Ya Tuhan, Allah kami, betapa mulia namaMu di seluruh bumi!”

2.  Manusia berfilsafat

Tetapi sudah sejak awal sejarah ternyata sikap iman penuh taqwa itu tidak menahan manusia menggunakan akal budi dan fikirannya untuk mencari tahu apa sebenarnya yang ada dibalik segala kenyataan (realitas) itu.  Proses itu mencari tahu itu menghasilkan kesadaran, yang disebut pengetahuan.  Jika proses itu memiliki ciri-ciri metodis,  sistematis dan  koheren, dan cara mendapatkannya dapat dipertanggung-jawabkan, maka lahirlah ilmu pengetahuan.
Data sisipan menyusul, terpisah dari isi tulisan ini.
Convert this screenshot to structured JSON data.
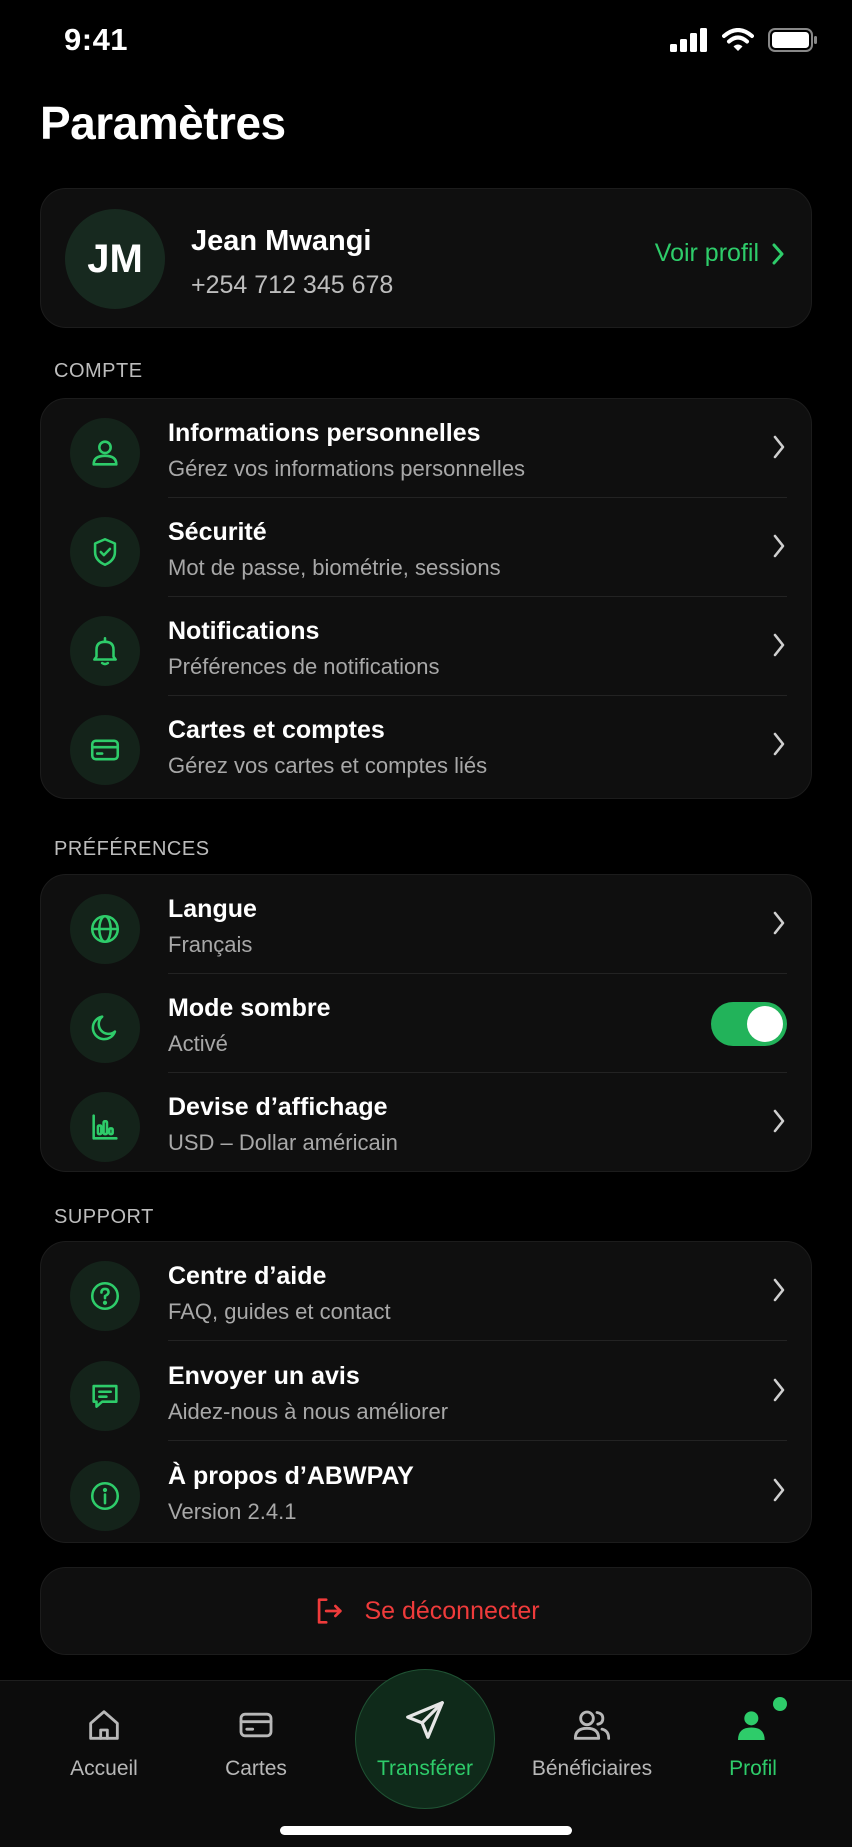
{
  "status": {
    "time": "9:41"
  },
  "page": {
    "title": "Paramètres"
  },
  "profile": {
    "initials": "JM",
    "name": "Jean Mwangi",
    "phone": "+254 712 345 678",
    "link_label": "Voir profil"
  },
  "sections": {
    "account": {
      "label": "COMPTE",
      "items": [
        {
          "title": "Informations personnelles",
          "subtitle": "Gérez vos informations personnelles",
          "icon": "user-icon"
        },
        {
          "title": "Sécurité",
          "subtitle": "Mot de passe, biométrie, sessions",
          "icon": "shield-check-icon"
        },
        {
          "title": "Notifications",
          "subtitle": "Préférences de notifications",
          "icon": "bell-icon"
        },
        {
          "title": "Cartes et comptes",
          "subtitle": "Gérez vos cartes et comptes liés",
          "icon": "credit-card-icon"
        }
      ]
    },
    "preferences": {
      "label": "PRÉFÉRENCES",
      "items": [
        {
          "title": "Langue",
          "subtitle": "Français",
          "icon": "globe-icon"
        },
        {
          "title": "Mode sombre",
          "subtitle": "Activé",
          "icon": "moon-icon",
          "toggle_on": true
        },
        {
          "title": "Devise d’affichage",
          "subtitle": "USD – Dollar américain",
          "icon": "chart-icon"
        }
      ]
    },
    "support": {
      "label": "SUPPORT",
      "items": [
        {
          "title": "Centre d’aide",
          "subtitle": "FAQ, guides et contact",
          "icon": "help-icon"
        },
        {
          "title": "Envoyer un avis",
          "subtitle": "Aidez-nous à nous améliorer",
          "icon": "message-icon"
        },
        {
          "title": "À propos d’ABWPAY",
          "subtitle": "Version 2.4.1",
          "icon": "info-icon"
        }
      ]
    }
  },
  "logout": {
    "label": "Se déconnecter"
  },
  "tabs": [
    {
      "label": "Accueil",
      "icon": "home-icon"
    },
    {
      "label": "Cartes",
      "icon": "card-icon"
    },
    {
      "label": "Transférer",
      "icon": "send-icon"
    },
    {
      "label": "Bénéficiaires",
      "icon": "users-icon"
    },
    {
      "label": "Profil",
      "icon": "profile-icon",
      "active": true
    }
  ],
  "colors": {
    "accent": "#2ecc6a",
    "danger": "#ef3b3b",
    "background": "#000000",
    "card": "#0f0f0f"
  }
}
Ilmu pengetahuan adalah pengetahuan yang (1) disusun metodis, sistematis dan koheren (“bertalian”) tentang suatu bidang tertentu dari kenyataan (realitas), dan yang (2) dapat digunakan untuk menerangkan gejala-gejala tertentu di bidang (pengetahuan) tersebut.

Makin ilmu pengetahuan menggali dan menekuni hal-hal yang khusus dari kenyataan (realitas), makin nyatalah tuntutan untuk mencari tahu tentang seluruh kenyataan (realitas).

Filsafat adalah pengetahuan metodis, sistematis dan koheren tentang seluruh kenyataan (realitas). Filsafat merupakan refleksi rasional (fikir) atas keseluruhan realitas untuk mencapai hakikat (= kebenaran) dan memperoleh hikmat (= kebijaksanaan). 

Al-Kindi (801 - 873 M) : "Kegiatan manusia yang bertingkat tertinggi adalah filsafat yang merupakan pengetahuan benar mengenai hakikat segala yang ada sejauh mungkin bagi manusia ...  Bagian filsafat yang paling mulia adalah filsafat pertama, yaitu pengetahuan kebenaran pertama yang merupakan sebab dari segala kebenaran".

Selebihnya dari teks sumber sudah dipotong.